Beyond Words: How Emotional Responses Shape Political Opinions


Core Affect
Physiological Responses
Political Rhetoric
Political Behavior
APSR
5 R files
2 datasets
Dataverse
Hot Politics? Affective Responses to Political Rhetoric was authored by Bert N. Bakker, Gijs Schumacher and Matthijs Rooduijn. It was published by Cambridge in APSR in 2021.

This study establishes the circumplex model of core affect in political science. Using physiological measures like skin conductance and facial electromyography, it examines how unconscious emotional processes respond to partisan rhetoric.

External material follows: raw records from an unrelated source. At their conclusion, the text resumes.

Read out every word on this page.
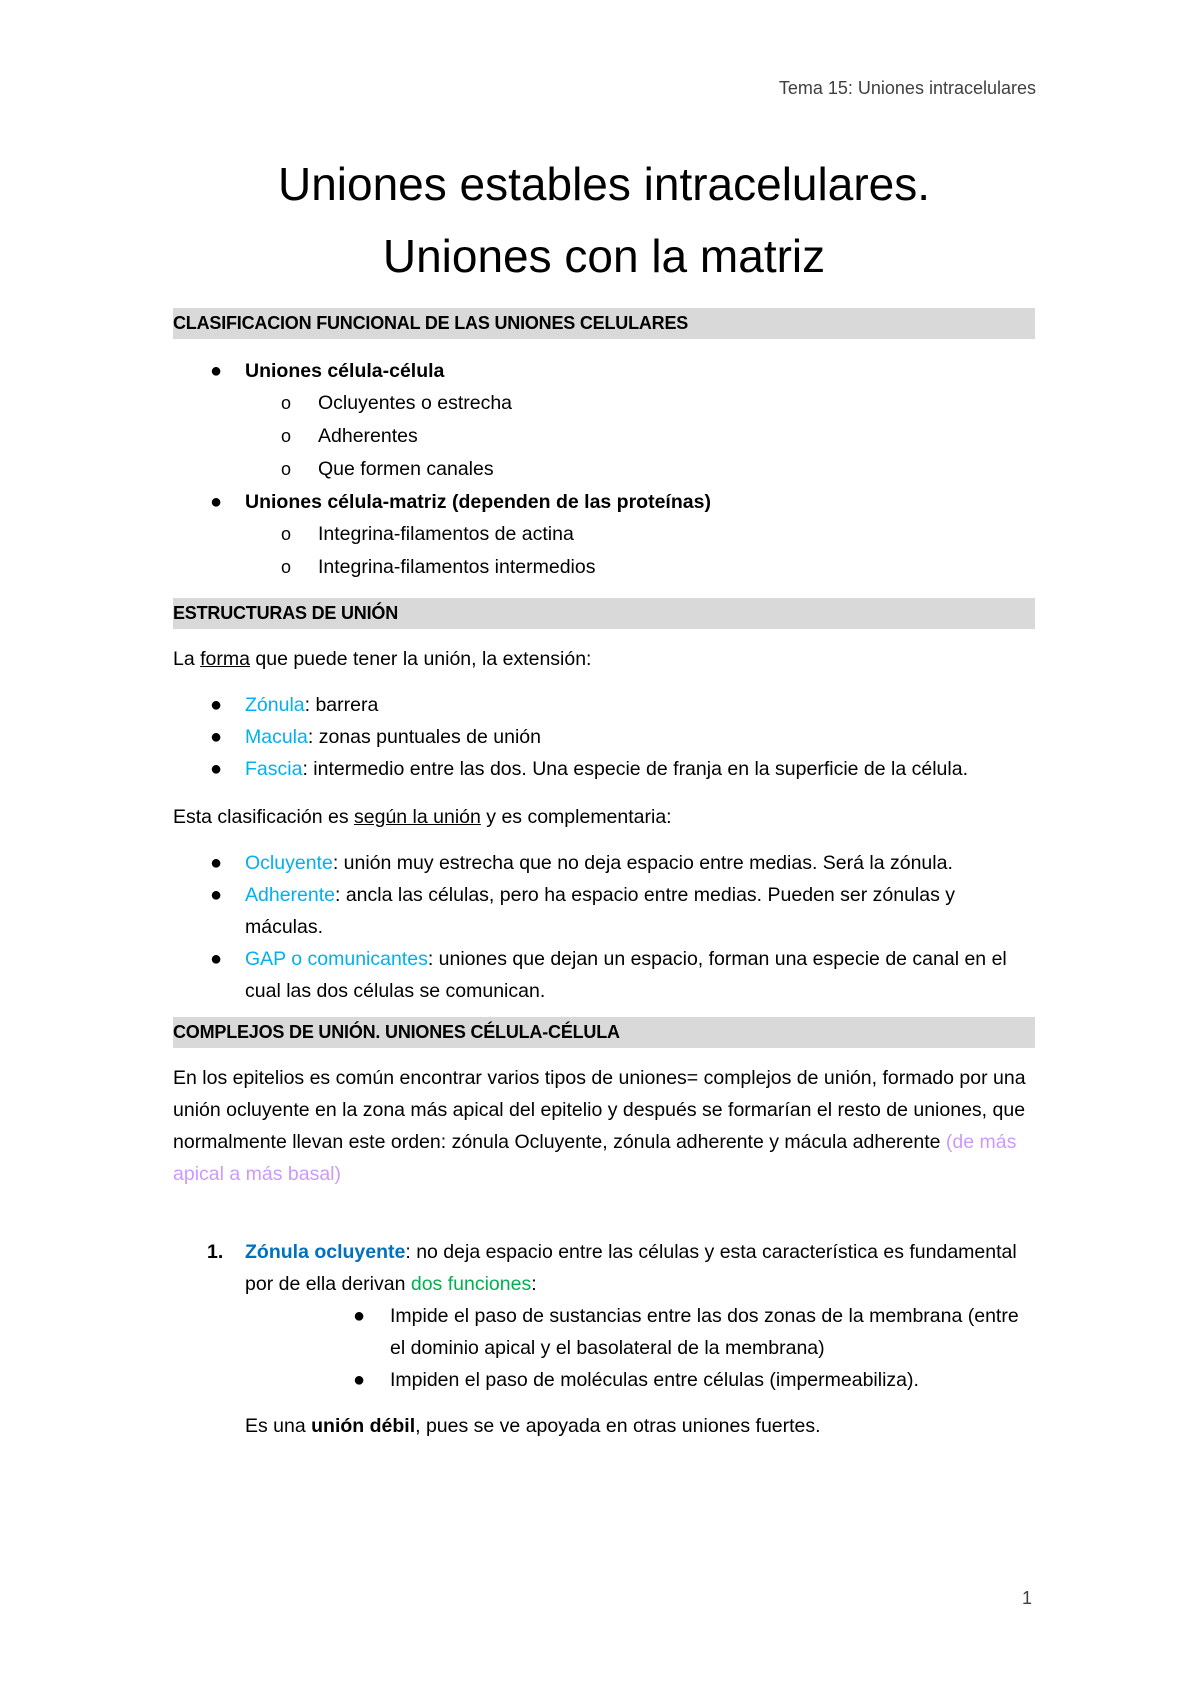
Tema 15: Uniones intracelulares
Uniones estables intracelulares.
Uniones con la matriz
CLASIFICACION FUNCIONAL DE LAS UNIONES CELULARES
● Uniones célula-célula
o Ocluyentes o estrecha
o Adherentes
o Que formen canales
● Uniones célula-matriz (dependen de las proteínas)
o Integrina-filamentos de actina
o Integrina-filamentos intermedios
ESTRUCTURAS DE UNIÓN

La forma que puede tener la unión, la extensión:

● Zónula: barrera
● Macula: zonas puntuales de unión
● Fascia: intermedio entre las dos. Una especie de franja en la superficie de la célula.

Esta clasificación es según la unión y es complementaria:

● Ocluyente: unión muy estrecha que no deja espacio entre medias. Será la zónula.
● Adherente: ancla las células, pero ha espacio entre medias. Pueden ser zónulas y máculas.
● GAP o comunicantes: uniones que dejan un espacio, forman una especie de canal en el cual las dos células se comunican.
COMPLEJOS DE UNIÓN. UNIONES CÉLULA-CÉLULA

En los epitelios es común encontrar varios tipos de uniones= complejos de unión, formado por una unión ocluyente en la zona más apical del epitelio y después se formarían el resto de uniones, que normalmente llevan este orden: zónula Ocluyente, zónula adherente y mácula adherente (de más apical a más basal)

1. Zónula ocluyente: no deja espacio entre las células y esta característica es fundamental por de ella derivan dos funciones:
● Impide el paso de sustancias entre las dos zonas de la membrana (entre el dominio apical y el basolateral de la membrana)
● Impiden el paso de moléculas entre células (impermeabiliza).

Es una unión débil, pues se ve apoyada en otras uniones fuertes.

1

Experimental results show that politically extreme individuals experience heightened physiological arousal when exposed to rhetoric congruent or incongruent with their views, though they report no self-aware emotions.

🧪 Measuring Political Affect Physiologically:

  • Employed facial EMG and skin conductance measures in a controlled lab setting (N=397)
  • Participants viewed video clips featuring left-wing or right-wing political rhetoric on prominent issues

📊 Key Findings:

  • Extreme attitudes lead to greater physiological arousal during exposure to partisan messaging
  • Incongruent political rhetoric reliably produces negative affective responses
  • Unconscious emotional reactions can drive opinion change independently of self-reported feelings

📌 Why This Matters:

This research provides a crucial methodological advance by demonstrating how unconscious emotional responses—distinct from reported emotions—influence political opinions. It shows that physiological measures capture core affects more accurately than traditional survey methods, offering new insights into the mechanisms driving opinion formation.